In your code replace the serial MPI_Sendrcv with non-blocking communication: MPI_Isend and MPI_Irecv. For example:
Original code snippet:
// boundary exchange
void exchange(para* p, grid* gr)
{
int i,j;
MPI_Status status_100, status_200, status_300, status_400;
// send down first row
MPI_Send(gr->x_new[1], gr->lcol+2, MPI_DOUBLE, gr->down, 100, MPI_COMM_WORLD);
MPI_Recv(gr->x_new[gr->lrow+1], gr->lcol+2, MPI_DOUBLE, gr->up, 100, MPI_COMM_WORLD, &status_100);
// send up last row
MPI_Send(gr->x_new[gr->lrow], gr->lcol+2, MPI_DOUBLE, gr->up, 200, MPI_COMM_WORLD);
MPI_Recv(gr->x_new[0], gr->lcol+2, MPI_DOUBLE, gr->down, 200, MPI_COMM_WORLD, &status_200);
// copy left column to tmp arrays
if(gr->left != MPI_PROC_NULL)
{
for(i=0; i< gr->lrow+2; i++)
{
left_col[i] = gr->x_new[i][1];
}
MPI_Send(left_col, gr->lrow+2, MPI_DOUBLE, gr->left, 300, MPI_COMM_WORLD);
}
if(gr->right != MPI_PROC_NULL)
{
MPI_Recv(right_col, gr->lrow+2, MPI_DOUBLE, gr->right, 300, MPI_COMM_WORLD, &status_300);
// copy right column to tmp
// copy received left column to ghost cells
for(i=0; i< gr->lrow+2; i++)
{
gr->x_new[i][gr->lcol+1] = right_col[i];
right_col[i] = gr->x_new[i][gr->lcol];
}
// send right
MPI_Send(right_col, gr->lrow+2, MPI_DOUBLE, gr->right, 400, MPI_COMM_WORLD);
}
if(gr->left != MPI_PROC_NULL)
{
MPI_Recv(left_col, gr->lrow+2, MPI_DOUBLE, gr->left, 400, MPI_COMM_WORLD,&status_400);
for(i=0; i< gr->lrow+2; i++)
{
gr->x_new[i][0] = left_col[i];
}
}
}
Updated code snippet:
MPI_Request req[7];
// send down first row
MPI_Isend(gr->x_new[1], gr->lcol+2, MPI_DOUBLE, gr->down, 100, MPI_COMM_WORLD, &req[0]);
MPI_Irecv(gr->x_new[gr->lrow+1], gr->lcol+2, MPI_DOUBLE, gr->up, 100, MPI_COMM_WORLD, &req[1]);
.....
MPI_Waitall(7, req, MPI_STATUSES_IGNORE);
Once corrected, the single iteration of the revised application will look like the following example:
Use the Intel Trace Analyzer Comparison view to compare the serialized application with the revised one.
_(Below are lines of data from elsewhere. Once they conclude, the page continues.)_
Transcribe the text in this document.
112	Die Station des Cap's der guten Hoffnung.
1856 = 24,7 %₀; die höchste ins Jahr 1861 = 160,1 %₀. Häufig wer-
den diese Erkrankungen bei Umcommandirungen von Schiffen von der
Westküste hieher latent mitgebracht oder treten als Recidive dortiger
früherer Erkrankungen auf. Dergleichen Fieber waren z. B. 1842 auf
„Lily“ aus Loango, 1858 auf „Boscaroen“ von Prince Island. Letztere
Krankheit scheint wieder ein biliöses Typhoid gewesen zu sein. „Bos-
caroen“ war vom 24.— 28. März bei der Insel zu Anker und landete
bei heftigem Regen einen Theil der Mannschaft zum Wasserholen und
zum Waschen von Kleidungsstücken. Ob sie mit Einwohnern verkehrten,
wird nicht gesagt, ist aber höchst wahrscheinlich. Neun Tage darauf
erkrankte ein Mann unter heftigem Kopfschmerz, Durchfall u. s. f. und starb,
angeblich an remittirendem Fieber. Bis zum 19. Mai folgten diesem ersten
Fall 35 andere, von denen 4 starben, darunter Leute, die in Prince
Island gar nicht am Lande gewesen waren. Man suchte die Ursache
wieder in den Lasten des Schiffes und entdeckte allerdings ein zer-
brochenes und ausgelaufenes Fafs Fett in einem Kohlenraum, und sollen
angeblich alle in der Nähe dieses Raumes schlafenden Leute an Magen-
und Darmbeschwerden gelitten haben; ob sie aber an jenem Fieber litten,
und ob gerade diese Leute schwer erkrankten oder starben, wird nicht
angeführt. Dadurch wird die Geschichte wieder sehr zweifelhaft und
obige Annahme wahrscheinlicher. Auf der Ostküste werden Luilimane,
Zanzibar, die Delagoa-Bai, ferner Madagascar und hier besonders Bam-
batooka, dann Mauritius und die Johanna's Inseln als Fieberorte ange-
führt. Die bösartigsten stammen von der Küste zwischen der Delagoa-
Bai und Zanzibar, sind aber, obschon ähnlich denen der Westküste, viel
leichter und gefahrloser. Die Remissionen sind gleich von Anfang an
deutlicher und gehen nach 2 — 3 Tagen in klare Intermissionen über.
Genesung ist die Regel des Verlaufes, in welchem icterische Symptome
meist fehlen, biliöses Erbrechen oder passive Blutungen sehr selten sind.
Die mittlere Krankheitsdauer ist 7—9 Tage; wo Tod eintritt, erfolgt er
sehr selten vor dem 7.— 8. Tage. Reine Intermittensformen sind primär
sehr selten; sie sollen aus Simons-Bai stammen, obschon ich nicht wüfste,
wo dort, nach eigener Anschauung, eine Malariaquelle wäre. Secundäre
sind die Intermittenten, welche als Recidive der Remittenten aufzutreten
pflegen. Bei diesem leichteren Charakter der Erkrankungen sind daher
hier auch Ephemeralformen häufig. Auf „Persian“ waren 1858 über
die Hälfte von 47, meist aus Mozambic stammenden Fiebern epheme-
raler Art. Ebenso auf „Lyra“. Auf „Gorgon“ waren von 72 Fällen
Compare two traces with the help of the Comparison View, going to View > Compare. The Comparison View looks similar to:
In the Comparison View, you can see that using non-blocking communication helps to remove serialization and decrease the time of communication of processes.